On Monday, Feb. 5, the Financial Aid Office sent out an email announcing that the 2018-19 Enrollment Gift and Endowment Scholarship application was available for students, and that the essay requirement was removed in order to simplify the process.

“What we’ve done is eliminated the essay requirement and we’ve eliminated the requirement for the applicant to read 88 different descriptions of scholarships and indicate which ones they think they’re eligible for,” Interim Director of Financial Aid Susan Howard said.

The changes occurred after Howard was brought in as interim financial aid director for KSC in early November of this year and was tasked with overhauling the endowed scholarship process by Interim President of KSC Melinda Treadwell.

The current application requires students fill in their name, date of birth, email and KSC identification number.  Students must then check off applicable criteria, ranging from being a child of a KSC alumnus to community service participation, before checking off a disclaimer and submitting.

KSC sophomore and biology major Peyton Kopp applied for the scholarship for the first time this year because of the removal of the essay requirement. “It was easy, I didn’t have to write an essay,” she said.

Junior and computer science major Kole Nunley hasn’t yet applied for this year’s Endowment Scholarship but plans to. However, he said he has doubts about the changes.

“Now I hear that they’re getting rid of the essay and that makes me wonder what they’re basing the selection on… I’m sure they’ve justified why they got rid of it, but just going based on my intuition, I say they should leave it or replace it with some other metric of judging who’s the best candidate,” Nunley said.
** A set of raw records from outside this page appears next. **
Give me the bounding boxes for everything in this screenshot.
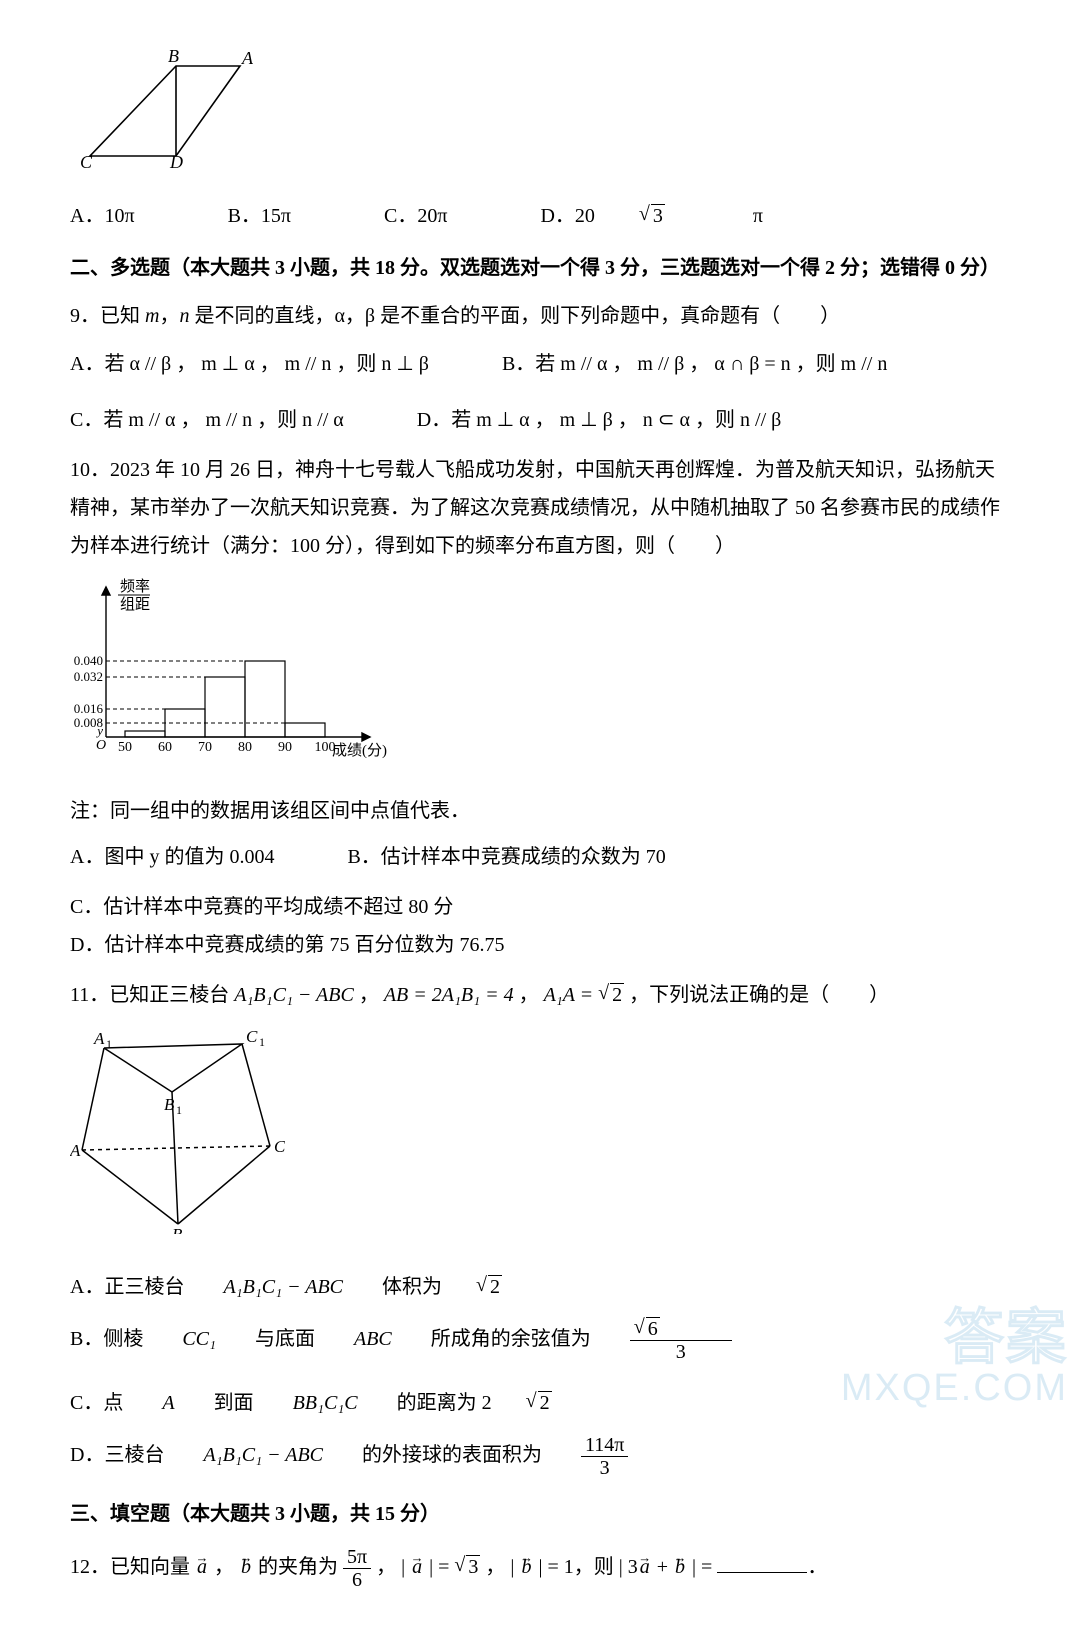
q8-opt-a: A．10π (70, 205, 179, 227)
svg-text:0.008: 0.008 (74, 715, 103, 730)
svg-text:组距: 组距 (120, 596, 150, 613)
svg-text:A: A (93, 1029, 105, 1048)
svg-text:1: 1 (259, 1035, 265, 1049)
q10-opt-d: D．估计样本中竞赛成绩的第 75 百分位数为 76.75 (70, 934, 538, 956)
q11-stem: 11．已知正三棱台 A₁B₁C₁ − ABC ， AB = 2A₁B₁ = 4 … (70, 976, 1010, 1014)
q8-opt-d: D．203π (540, 205, 851, 227)
q12-blank (717, 1551, 807, 1573)
histogram-svg: 频率 组距 O 50 60 70 80 90 100 成绩(分) y 0.008… (70, 575, 400, 765)
q10-note: 注：同一组中的数据用该组区间中点值代表． (70, 792, 1010, 830)
svg-text:B: B (168, 50, 179, 66)
watermark: 答案 MXQE.COM (841, 1306, 1068, 1409)
svg-text:D: D (169, 152, 183, 170)
svg-text:80: 80 (238, 740, 252, 755)
svg-text:0.040: 0.040 (74, 653, 103, 668)
svg-text:成绩(分): 成绩(分) (332, 742, 387, 759)
svg-text:90: 90 (278, 740, 292, 755)
q10-opt-b: B．估计样本中竞赛成绩的众数为 70 (347, 846, 699, 868)
frustum-svg: A1 C1 B1 A C B (70, 1024, 285, 1234)
q11-figure: A1 C1 B1 A C B (70, 1024, 1010, 1247)
q9-options-row2: C．若 m // α ， m // n ，则 n // α D．若 m ⊥ α … (70, 401, 1010, 439)
svg-text:70: 70 (198, 740, 212, 755)
q8-opt-c: C．20π (384, 205, 491, 227)
svg-text:C: C (80, 152, 93, 170)
svg-text:B: B (172, 1225, 183, 1234)
svg-text:A: A (70, 1141, 81, 1160)
svg-text:C: C (274, 1137, 285, 1156)
parallelogram-svg: A B C D (70, 50, 260, 170)
q8-figure: A B C D (70, 50, 1010, 183)
svg-text:O: O (96, 738, 106, 753)
q11-opt-a: A．正三棱台 A₁B₁C₁ − ABC 体积为2 (70, 1276, 570, 1298)
section3-title: 三、填空题（本大题共 3 小题，共 15 分） (70, 1495, 1010, 1533)
q9-opt-c: C．若 m // α ， m // n ，则 n // α (70, 409, 378, 431)
q8-opt-b: B．15π (228, 205, 335, 227)
svg-text:0.016: 0.016 (74, 701, 104, 716)
svg-text:50: 50 (118, 740, 132, 755)
q10-stem: 10．2023 年 10 月 26 日，神舟十七号载人飞船成功发射，中国航天再创… (70, 451, 1010, 565)
q11-opt-d: D．三棱台 A₁B₁C₁ − ABC 的外接球的表面积为 114π3 (70, 1444, 696, 1466)
q9-opt-d: D．若 m ⊥ α ， m ⊥ β ， n ⊂ α ，则 n // β (417, 409, 816, 431)
svg-text:60: 60 (158, 740, 172, 755)
q12-stem: 12．已知向量 a ， b 的夹角为 5π6 ， | a | = 3 ， | b… (70, 1543, 1010, 1591)
q10-opt-c: C．估计样本中竞赛的平均成绩不超过 80 分 (70, 896, 487, 918)
q9-opt-b: B．若 m // α ， m // β ， α ∩ β = n ，则 m // … (502, 353, 921, 375)
svg-text:0.032: 0.032 (74, 669, 103, 684)
q10-opt-a: A．图中 y 的值为 0.004 (70, 846, 308, 868)
q10-row2: C．估计样本中竞赛的平均成绩不超过 80 分 D．估计样本中竞赛成绩的第 75 … (70, 888, 1010, 964)
q9-opt-a: A．若 α // β ， m ⊥ α ， m // n ，则 n ⊥ β (70, 353, 463, 375)
q11-opt-b: B．侧棱 CC₁ 与底面 ABC 所成角的余弦值为 63 (70, 1328, 800, 1350)
svg-text:B: B (164, 1095, 175, 1114)
q9-stem: 9．已知 m，n 是不同的直线，α，β 是不重合的平面，则下列命题中，真命题有（… (70, 297, 1010, 335)
svg-text:C: C (246, 1027, 258, 1046)
svg-text:频率: 频率 (120, 578, 150, 595)
q9-options-row1: A．若 α // β ， m ⊥ α ， m // n ，则 n ⊥ β B．若… (70, 345, 1010, 383)
q8-options: A．10π B．15π C．20π D．203π (70, 197, 1010, 235)
section2-title: 二、多选题（本大题共 3 小题，共 18 分。双选题选对一个得 3 分，三选题选… (70, 249, 1010, 287)
svg-text:1: 1 (106, 1037, 112, 1051)
q10-histogram: 频率 组距 O 50 60 70 80 90 100 成绩(分) y 0.008… (70, 575, 1010, 778)
q10-row1: A．图中 y 的值为 0.004 B．估计样本中竞赛成绩的众数为 70 (70, 838, 1010, 876)
svg-text:1: 1 (176, 1103, 182, 1117)
svg-text:A: A (241, 50, 254, 68)
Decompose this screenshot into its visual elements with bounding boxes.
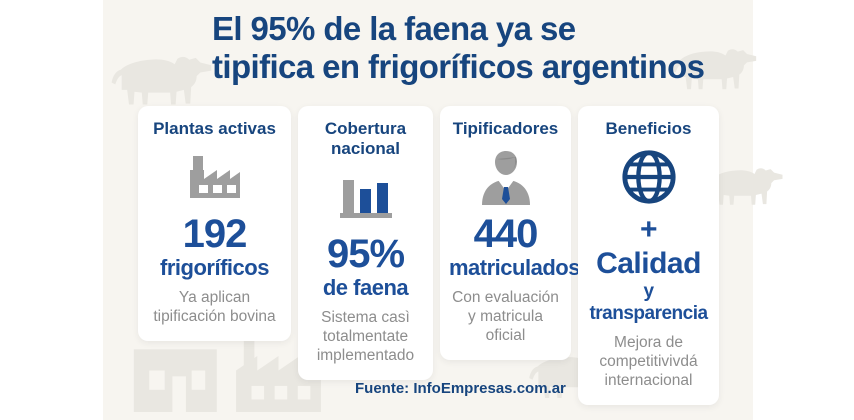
cow-silhouette [106,46,216,110]
stat-description: Ya aplican tipificación bovina [153,289,276,325]
page-title: El 95% de la faena ya se tipifica en fri… [212,10,732,86]
cow-silhouette [668,40,760,94]
stat-unit: y transparencia [589,281,708,324]
stat-cards-row: Plantas activas 192 frigoríficos Ya apli… [138,106,719,405]
page-title-line1: El 95% de la faena ya se [212,10,576,47]
stat-unit: frigoríficos [160,255,269,280]
card-tipificadores: Tipificadores 440 matriculados Con evalu… [440,106,580,360]
bar-chart-icon [307,168,424,226]
card-plantas-activas: Plantas activas 192 frigoríficos Ya apli… [138,106,291,341]
stat-description: Mejora de competitivivdá internacional [599,334,698,389]
card-cobertura-nacional: Cobertura nacional 95% de faena Sistema … [298,106,433,380]
card-heading: Cobertura nacional [324,119,407,158]
stat-unit: de faena [322,275,409,300]
card-heading: Tipificadores [452,119,559,138]
globe-icon [587,148,710,206]
stat-unit: matriculados [449,255,580,280]
stat-description: Con evaluación y matricula oficial [452,289,559,344]
card-heading: Plantas activas [153,119,276,138]
stat-value: 95% [326,232,405,276]
source-attribution: Fuente: InfoEmpresas.com.ar [355,380,566,397]
card-heading: Beneficios [605,119,692,138]
cow-silhouette [702,160,786,209]
stat-value: 440 [473,212,539,256]
person-icon [449,148,562,206]
stat-value: 192 [182,212,248,256]
page-title-line2: tipifica en frigoríficos argentinos [212,48,705,85]
factory-silhouette [128,330,348,412]
stat-description: Sistema casì totalmentate implementado [316,309,415,364]
factory-icon [147,148,282,206]
stat-value: + Calidad [596,213,701,280]
card-beneficios: Beneficios + Calidad y transparencia Mej… [578,106,719,405]
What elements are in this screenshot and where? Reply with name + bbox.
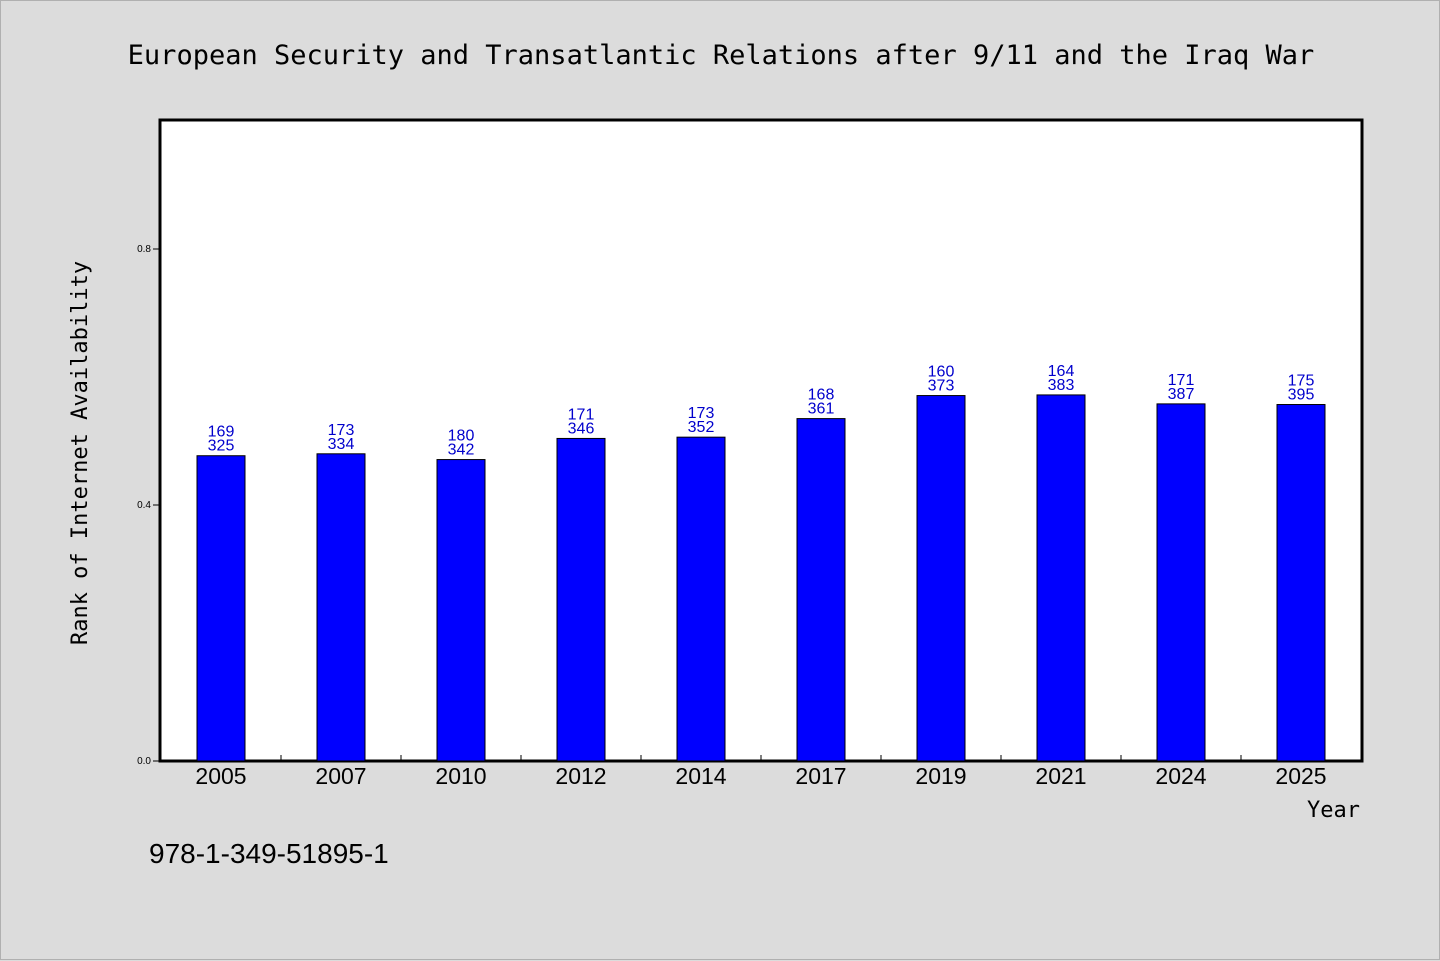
x-tick-label: 2021 <box>1035 763 1086 789</box>
x-tick-label: 2025 <box>1275 763 1326 789</box>
x-tick-label: 2010 <box>435 763 486 789</box>
data-label-bottom: 373 <box>928 378 955 395</box>
data-label-top: 164 <box>1048 363 1075 380</box>
x-tick-label: 2017 <box>795 763 846 789</box>
y-tick-label: 0.8 <box>137 244 151 255</box>
x-tick-label: 2012 <box>555 763 606 789</box>
data-label-bottom: 325 <box>208 438 235 455</box>
x-axis-label: Year <box>1307 798 1360 823</box>
bar-2007 <box>316 453 366 762</box>
data-label-top: 169 <box>208 424 235 441</box>
data-label-top: 171 <box>1168 372 1195 389</box>
bar-2021 <box>1036 394 1086 762</box>
bar-2024 <box>1156 403 1206 762</box>
x-tick-label: 2007 <box>315 763 366 789</box>
y-tick-label: 0.4 <box>137 500 151 511</box>
data-label-bottom: 342 <box>448 442 475 459</box>
data-label-top: 173 <box>328 422 355 439</box>
data-label-bottom: 383 <box>1048 377 1075 394</box>
data-label-top: 171 <box>568 406 595 423</box>
bar-2017 <box>796 418 846 762</box>
bar-2010 <box>436 459 486 762</box>
bar-2019 <box>916 395 966 762</box>
data-label-top: 173 <box>688 405 715 422</box>
footer-isbn: 978-1-349-51895-1 <box>149 838 389 869</box>
bar-series <box>196 394 1326 762</box>
bar-2012 <box>556 437 606 762</box>
data-label-bottom: 387 <box>1168 386 1195 403</box>
y-tick-label: 0.0 <box>137 756 151 767</box>
data-label-bottom: 352 <box>688 419 715 436</box>
data-label-top: 160 <box>928 364 955 381</box>
x-tick-label: 2014 <box>675 763 726 789</box>
x-tick-label: 2019 <box>915 763 966 789</box>
data-label-top: 168 <box>808 387 835 404</box>
data-label-bottom: 346 <box>568 420 595 437</box>
bar-2014 <box>676 436 726 762</box>
bar-2025 <box>1276 404 1326 762</box>
data-label-bottom: 395 <box>1288 387 1315 404</box>
data-label-top: 180 <box>448 428 475 445</box>
chart-title: European Security and Transatlantic Rela… <box>128 40 1315 71</box>
y-axis: 0.0 0.4 0.8 <box>137 244 161 767</box>
data-label-bottom: 334 <box>328 436 355 453</box>
x-tick-label: 2024 <box>1155 763 1206 789</box>
data-label-bottom: 361 <box>808 401 835 418</box>
y-axis-label: Rank of Internet Availability <box>68 261 93 645</box>
x-axis: 2005 2007 2010 2012 2014 2017 2019 2021 2024 2025 <box>195 755 1327 789</box>
data-label-top: 175 <box>1288 373 1315 390</box>
bar-2005 <box>196 455 246 762</box>
x-tick-label: 2005 <box>195 763 246 789</box>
Kopp also wasn’t entirely sold on the essay requirement being eliminated. “Maybe a short answer, but not an essay,” she said.

Howard said that for some applicants, an essay isn’t totally out of the question.“Very few of the 88 scholarships require an essay… those couple of scholarships that do have an essay requirement could be part of another process,” she said.

Howard explained that the first process starts now and will have its awards given out, ideally, before the fall bills are issued.

“There’s a second process that’s called the spring awards, and that’s when academic departments are involved in selecting students to receive usually fairly small amounts of money that are major-based entirely,” Howard said. “They decided to move those essay-based scholarships to that process because most of those do require an essay; students will find out about that in a different way.”

The change appears to have succeeded in its purpose already; Howard says she was informed of 300 applications submitted within the first few days, which is already more than half  the amount of last year’s total of 500 submissions. “I think a simpler application makes sense. We have access to most of the data we need in order to make these decisions, which are GPA, financial need, major, home state, year in college,” Howard said.

The 2018-19 applications are open for three months unlike last year’s two, beginning in February and ending in April.